Who has actually read Godel's theorems?

[mathwonk]

in my admittedly untutored opinion, you still seem to be missing the point that there are statements which cannot be added as false to some systems of axioms, preserving consistency, and these are the interesting ones for incompleteness.

i.e. the negation of a true but unprovable statement cannot be added preserving conssitency. a statement is independent iff either it or its negation can be added both preserving consistency.

for example according to your reference, goodstein's theorem is true but undecidable in 1st order Peano arithmetic, i.e. the negation of goodsteins theorem cannot be added without sacrificing consistency.

there is no comparison between this situation and that of euclids parallel postulate, since either it or its negation can be added to the other postulates without sacrificing consistency.

there is nothing surprizing about a statement being independent of another collection of statements, except for the historical accident that it took people hundreds of years to notice the obvious, i.e. that "table top geometry" is a model for the rest of euclids system of axioms in which the 5th postulate is false.

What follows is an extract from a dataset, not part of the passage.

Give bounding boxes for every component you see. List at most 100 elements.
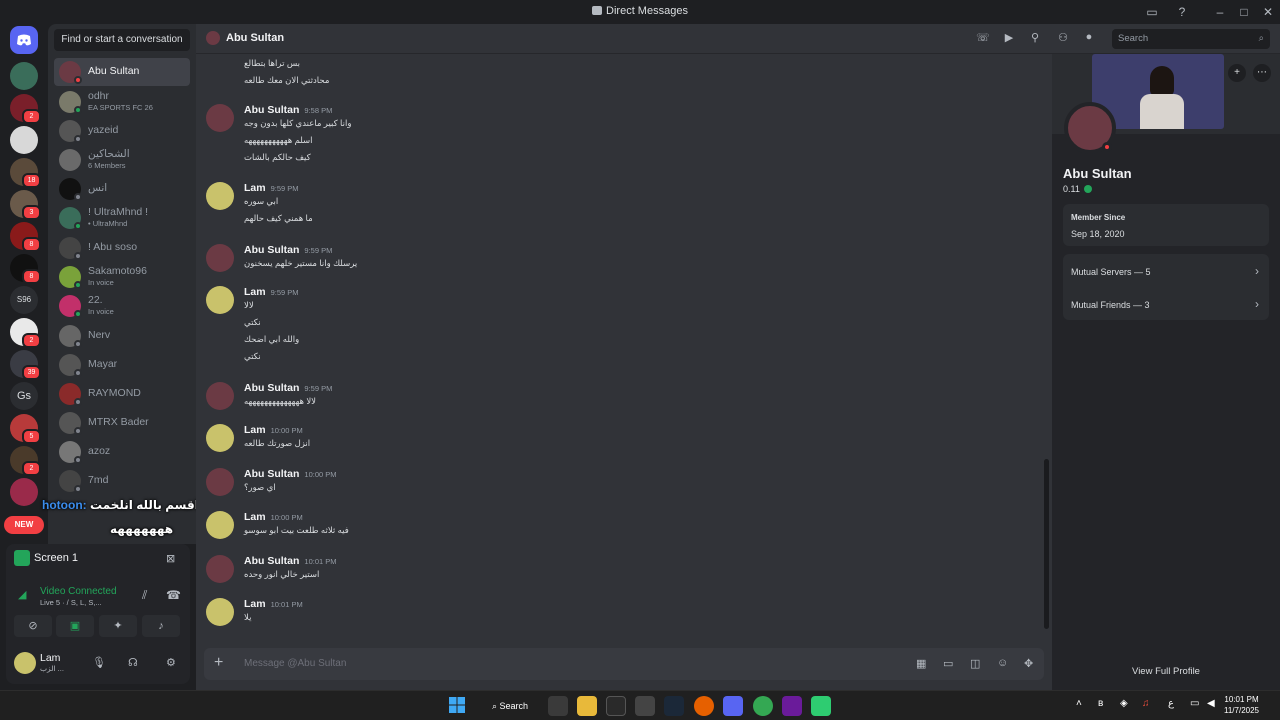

the whole point of incompleteness is the existence of an unprovable statement whose negation cannot be added with sacrificng consistency.

of course i know, as with the parallel postulate, there are models of set theory in which either the continuum hypothesis or its negation are true. this is an example of independence, not incompleteness.

what am i missing?

 

[chronon]

for example according to your reference, goodstein's theorem is true but undecidable in 1st order Peano arithmetic, i.e. the negation of goodsteins theorem cannot be added without sacrificing consistency.

No, the negation of Goodstein's theorem can be added to 1st order Peano arithmetic without sacrificing consistency. In fact this is how undecidability is proved, a model of the axioms is constructed in which the theorem is false. (We already have a model in which it is true, the normal integers).

 

[HallsofIvy]

What exactly do you take as the meaning of "true but unprovable"? In other words, exactly what do you mean by "true" in an abstract axiom system?

 

[master_coda]

in my admittedly untutored opinion, you still seem to be missing the point that there are statements which cannot be added as false to some systems of axioms, preserving consistency, and these are the interesting ones for incompleteness.

This is not true if you are working with first-order logic. If you're working with first-order Peano arithmetic, a statement can be undecidable if and only if there exists models in which the statement is false and models in which the statement is true.

the whole point of incompleteness is the existence of an unprovable statement whose negation cannot be added with sacrificng consistency.

It is a consequence of incompleteness that higher-order logics have statements of this form. However the theorem itself is concerned with first order logic, so this is certainly not the "whole point" of incompleteness.

 

[jennycraig10]

I'm a high school student and am doing a report on Kurt Godel... Can anyone help me out by telling me what career there is out there that uses Godel's theory? I would really appreciate it.

 

[honestrosewater]

I'm a high school student and am doing a report on Kurt Godel... Can anyone help me out by telling me what career there is out there that uses Godel's theory? I would really appreciate it.

Teaching or doing research in logic, math, computer science or, less likely, philosophy. Minor point: it's theorem; see here.